The responsibility is on us to root out militants that have found it all too easy to hide in our country.

The Foreign Office may be the only entity in the world unaware of the fact that Pakistan has been used as a hideout by al Qaeda and its various allies. A day after US Secretary of State Hillary Clinton said she believed al Qaeda leader Ayman al-Zawahiri is hiding in Pakistan, the Foreign Office responded by rubbishing the allegations. We have seen this game being played out before. In 2010, Clinton made similar allegations about then-al Qaeda chief Osama bin Laden and the Foreign Office was similarly outraged at the suggestion. A year later, Osama was found in the garrison town of Abbottabad. With Osama, Khalid Sheikh Mohammed, Walid Attash and Ramzi bin al-Shibh being among the many of senior al Qaeda operatives who were found in Pakistan, we have lost all plausible deniability.


Instead of issuing denials, we would be better served by acknowledging the possibility that we have terrorists in our midst and then explaining to the US how finding them can be like searching for the proverbial needle in the haystack.

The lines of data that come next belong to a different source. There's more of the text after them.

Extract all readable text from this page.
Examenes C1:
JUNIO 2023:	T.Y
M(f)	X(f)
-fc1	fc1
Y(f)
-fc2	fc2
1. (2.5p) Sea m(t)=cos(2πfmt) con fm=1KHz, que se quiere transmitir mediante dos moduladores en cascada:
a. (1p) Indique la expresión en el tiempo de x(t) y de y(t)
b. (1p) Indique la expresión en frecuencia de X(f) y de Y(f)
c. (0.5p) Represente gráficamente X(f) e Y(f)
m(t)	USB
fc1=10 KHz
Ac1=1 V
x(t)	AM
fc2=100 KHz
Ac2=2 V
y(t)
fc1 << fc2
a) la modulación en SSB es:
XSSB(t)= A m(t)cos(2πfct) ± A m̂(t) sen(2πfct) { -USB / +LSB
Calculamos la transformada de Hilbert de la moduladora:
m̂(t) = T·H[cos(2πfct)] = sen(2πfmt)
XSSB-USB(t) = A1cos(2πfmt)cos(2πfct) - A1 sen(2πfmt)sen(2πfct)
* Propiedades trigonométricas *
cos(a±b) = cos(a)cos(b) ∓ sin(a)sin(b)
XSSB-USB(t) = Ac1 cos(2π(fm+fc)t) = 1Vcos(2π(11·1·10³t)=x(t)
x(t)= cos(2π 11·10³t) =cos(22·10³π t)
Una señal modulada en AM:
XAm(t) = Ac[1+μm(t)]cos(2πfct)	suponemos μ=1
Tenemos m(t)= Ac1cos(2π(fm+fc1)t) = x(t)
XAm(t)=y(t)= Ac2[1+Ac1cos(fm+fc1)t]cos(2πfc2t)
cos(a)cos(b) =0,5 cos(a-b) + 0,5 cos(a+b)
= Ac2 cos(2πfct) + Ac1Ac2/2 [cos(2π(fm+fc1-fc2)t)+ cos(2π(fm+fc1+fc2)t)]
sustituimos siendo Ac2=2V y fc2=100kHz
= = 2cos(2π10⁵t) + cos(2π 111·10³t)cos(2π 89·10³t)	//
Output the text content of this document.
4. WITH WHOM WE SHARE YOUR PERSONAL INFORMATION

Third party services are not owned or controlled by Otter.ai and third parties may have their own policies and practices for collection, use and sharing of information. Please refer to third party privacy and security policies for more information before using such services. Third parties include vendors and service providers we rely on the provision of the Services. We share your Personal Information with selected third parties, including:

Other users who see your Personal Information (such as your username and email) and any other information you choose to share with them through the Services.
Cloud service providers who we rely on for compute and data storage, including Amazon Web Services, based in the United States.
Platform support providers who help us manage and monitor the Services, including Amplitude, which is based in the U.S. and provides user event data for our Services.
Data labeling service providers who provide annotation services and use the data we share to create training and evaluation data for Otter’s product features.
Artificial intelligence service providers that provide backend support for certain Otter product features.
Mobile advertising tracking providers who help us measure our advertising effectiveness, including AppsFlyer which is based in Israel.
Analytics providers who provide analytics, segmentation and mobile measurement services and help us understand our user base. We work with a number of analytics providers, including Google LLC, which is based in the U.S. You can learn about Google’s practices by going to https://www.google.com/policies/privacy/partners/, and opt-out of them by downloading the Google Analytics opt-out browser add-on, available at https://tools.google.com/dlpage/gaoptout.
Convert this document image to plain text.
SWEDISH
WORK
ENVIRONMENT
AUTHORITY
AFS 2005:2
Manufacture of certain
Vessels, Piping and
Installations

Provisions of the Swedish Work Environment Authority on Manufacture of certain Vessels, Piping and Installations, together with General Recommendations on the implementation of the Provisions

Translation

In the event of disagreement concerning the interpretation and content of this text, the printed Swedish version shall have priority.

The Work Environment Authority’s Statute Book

The problem is that right now no one is inclined to buy those explanations. When the US and Afghanistan decided to start negotiations with the Afghan Taliban, with the chance of us being sidelined from the process, we were able to capture Mullah Omar’s second-in-command Mullah Baradar. With the US having levelled accusations that our intelligence agencies may be supporting the Afghan Taliban, such actions, based on self-interest, serve only to confirm its worst fears.

In this background, for Clinton to say what she did and follow it up with a plea for Pakistan to work harder to capture militants was not too inappropriate. What she should have been more careful about was the venue where her accusations were made. She gave this speech in India, which was sure to raise Pakistani hackles. But ultimately, whatever the venue, the responsibility is on us to root out militants that have found it all too easy to hide in our country.


Published in The Express Tribune, May 9th, 2012.